Marquise, as it happens, I have been diagnosed with celiac, so I'm now gluten-free. And for many years, I was a diabetic controlling my blood sugar with diet, which meant I was very definitely part of the "carb-cutting set." Just because you don't personally struggle with a given issue does not mean it's cool to demean those who do.
I'm a VANILLA egg-cream girl, and the best, for my money, was at the late and much lamented Dave's Luncheonette, on Canal Street. Hey, it was immortalized by Lou Reed. I spent one hot, sticky summer -- back in the paleolithic era -- working nearby, and the highlight of my day was lunch, which was invariably one of Dave's incomparable dogs, crisp and snappy off the grill, and a vanillucious egg cream.
FWIW, I really like this series, and I really like the Ideas in Food blog. And I have both of their books and am eagerly anticipating the next.
I don't think it's necessary to make the entire dish, as presented, in order to derive real value from the series, which at heart is about technique rather than particular recipes. Will I make the clam dish? Probably not; I don't much like spicy food. But I LOVE clams and hate shucking them, so learning about cryo-shucking is incredibly valuable for me. I have very definitely been disappointed by the wan flavor of the berries I buy, so learning how to amp up the flavor with dried berries is something I find really useful, whether or not I ever make the entire dessert.
I'm a "word" person, and I can well understand being irritated by what feels or seems like a misuse of language.

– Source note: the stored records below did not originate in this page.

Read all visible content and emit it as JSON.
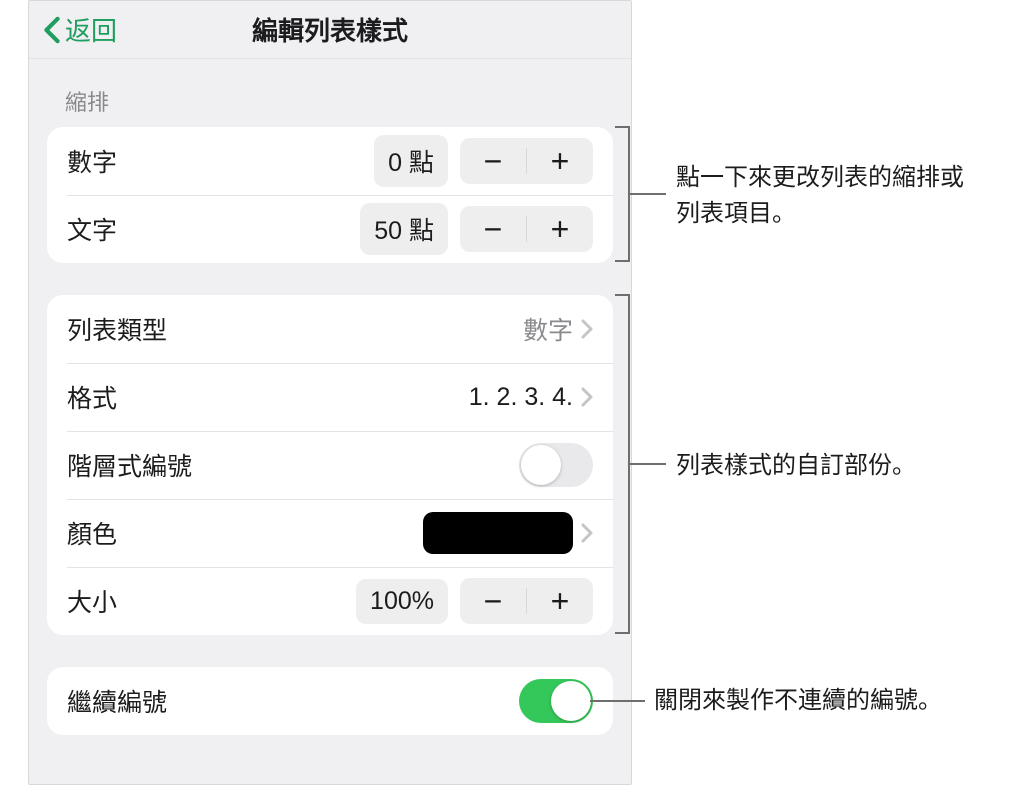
{
  "header": {
    "back_label": "返回",
    "title": "編輯列表樣式"
  },
  "sections": {
    "indent": {
      "header": "縮排",
      "rows": {
        "number": {
          "label": "數字",
          "value": "0 點"
        },
        "text": {
          "label": "文字",
          "value": "50 點"
        }
      }
    },
    "style": {
      "rows": {
        "list_type": {
          "label": "列表類型",
          "value": "數字"
        },
        "format": {
          "label": "格式",
          "value": "1. 2. 3. 4."
        },
        "tiered": {
          "label": "階層式編號",
          "on": false
        },
        "color": {
          "label": "顏色",
          "swatch": "#000000"
        },
        "size": {
          "label": "大小",
          "value": "100%"
        }
      }
    },
    "continue": {
      "rows": {
        "continue_numbering": {
          "label": "繼續編號",
          "on": true
        }
      }
    }
  },
  "annotations": {
    "a1": "點一下來更改列表的縮排或列表項目。",
    "a2": "列表樣式的自訂部份。",
    "a3": "關閉來製作不連續的編號。"
  }
}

In this instance, I'd say it would be too bad to allow that irritation to cut you off from the aspects of the series that you might enjoy or find genuinely useful.
Timberbt, a lot of old-school Chinese recipes use water-chestnut flour (sometimes called water-chestnut powder) rather than cornstarch. I would definitely give that a try; you can get it from the Evil Empire or a well-stocked health-food store (or a good Asian store, if there's one near you; I bought mine in Chinatown). Another option might be kuzu (or kudzu) starch, same sources; this is beloved of Paleo folks, and it's reputed to have some health bennies as well as making for crispitude.
I have a very bad -- as in, several days hanging out in the bathroom -- response when I eat more than a small amount of anything made with wheat flour. I have no idea if it's a sensitivity to gluten or a sensitivity to wheat, but it sure as hell is a sensitivity to SOMETHING and all I know is, many of my symptoms disappear when I stop eating that stuff. So, I don't eat it. Mr. Whatsit, the Father of Gluten Whatever, can kiss my grits -- the ones I eat with my eggs, instead of toast.